The First Original Unexpurgated Authentic Canadian Book of Lists was first published in 1978 by the late Pagurian Press. I've yet to stumble upon a copy though one – and only one – is listed for sale online at $8.00. Likewise, just one copy of the Signet edition is listed. Price: $10.00. 

My copy was purchased three years ago. It set me back $2.00.

07 September 2011

A Son's Lies My Father Told Me



Lies My Father Told Me
Norman Allan
Toronto: Signet, 1975

Back in May, I described novelizations of Canadian films as the rarest of things; I can think of only two, Whispering City and Lies My Father Told Me. This one is particularly interesting in that it was written by Norman Allan, son of novelist, playwright and screenwriter Ted Allan. We have here a son's version of his father's work.

Allan père did very well with this semi-autobiographical tale. What began as a short magazine piece, was adapted for radio, television, the cinema and, finally, the stage. Allan fis draws nothing from the original story – not so much as a sentence is similar – rather he follows his father's screenplay. Dedication is such that when the younger Allan does depart, as happens twice, one wonders whether he's not included a scene that was left on the cutting room floor. This is not to belittle his effort; the writing is tight and more than competent. The unabtrusive debut of a man who had never before published a work of fiction, it features some fairly strong imagery.
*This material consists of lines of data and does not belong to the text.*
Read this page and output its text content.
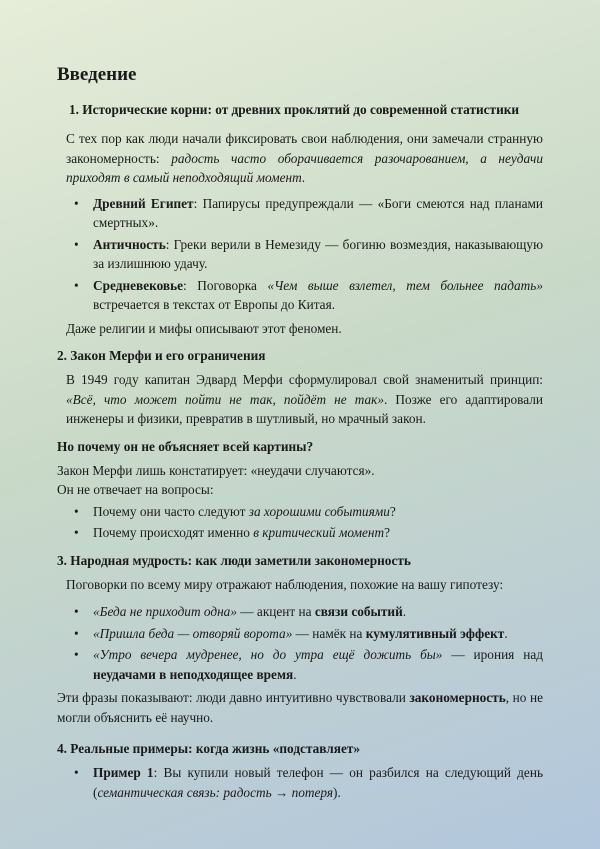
Введение
1. Исторические корни: от древних проклятий до современной статистики

С тех пор как люди начали фиксировать свои наблюдения, они замечали странную закономерность: радость часто оборачивается разочарованием, а неудачи приходят в самый неподходящий момент.

• Древний Египет: Папирусы предупреждали — «Боги смеются над планами смертных».
• Античность: Греки верили в Немезиду — богиню возмездия, наказывающую за излишнюю удачу.
• Средневековье: Поговорка «Чем выше взлетел, тем больнее падать» встречается в текстах от Европы до Китая.

Даже религии и мифы описывают этот феномен.

2. Закон Мерфи и его ограничения

В 1949 году капитан Эдвард Мерфи сформулировал свой знаменитый принцип: «Всё, что может пойти не так, пойдёт не так». Позже его адаптировали инженеры и физики, превратив в шутливый, но мрачный закон.

Но почему он не объясняет всей картины?

Закон Мерфи лишь констатирует: «неудачи случаются».

Он не отвечает на вопросы:

• Почему они часто следуют за хорошими событиями?
• Почему происходят именно в критический момент?
3. Народная мудрость: как люди заметили закономерность

Поговорки по всему миру отражают наблюдения, похожие на вашу гипотезу:

• «Беда не приходит одна» — акцент на связи событий.
• «Пришла беда — отворяй ворота» — намёк на кумулятивный эффект.
• «Утро вечера мудренее, но до утра ещё дожить бы» — ирония над неудачами в неподходящее время.

Эти фразы показывают: люди давно интуитивно чувствовали закономерность, но не могли объяснить её научно.

4. Реальные примеры: когда жизнь «подставляет»
• Пример 1: Вы купили новый телефон — он разбился на следующий день (семантическая связь: радость → потеря).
Here David, the protagonist, races to feed his grandfather's horse:
I hurry along the balcony, three stories above the cobbled courtyard: three stories and a romance above Ferdeleh's stable there. A dozen dwellings, tenements of poverty, boxed and stacked: thirteen dwellings, counting Ferdeleh's, share the hemmed-in courtyard, their awkward wooden stairways sculpturing the skeletons of grotesque fairy castles. The gingerbread's all taken away, leaving only a matchstick grandeur...

I received Lies My Father Told Me as a gift back in 1976. In those dinosaur days – before Beta, VHS, DVDs and Netflix – novelizations such as these were pretty much the only way to revisit films. There were repatory theatres, of course, but I don't remember Lies My Father Told Me being offered. Television was as it is now: a crap shoot.


Jonathan Coe once described novelizations as "that bastard, misshapen offspring of the cinema and the written word". He's probably right – I agree with him on much else. But Lies My Father Told Me is the only novelization I've ever read... and I think it's pretty good.

Object: A very slim, mass market paperback with eight pages of stills from the film. Three pages of adverts provide much needed bulk. All movie-related, they range from an "exclusive movie edition" of The Three Musketeers to this biography of a hot star who had long ago gone cold:


The most interesting, I think, is the full-page push above for TV Movies.

"America's second largest indoor sport". How ribald.

Access: Six copies are currently listed online, five of which go for between one and six dollars. Only four of our university libraries hold the book – not one is located in Montreal. Patrons of public libraries are, predictably, limited to that serving the good citizens of Toronto. Library and Archives Canada fails yet again.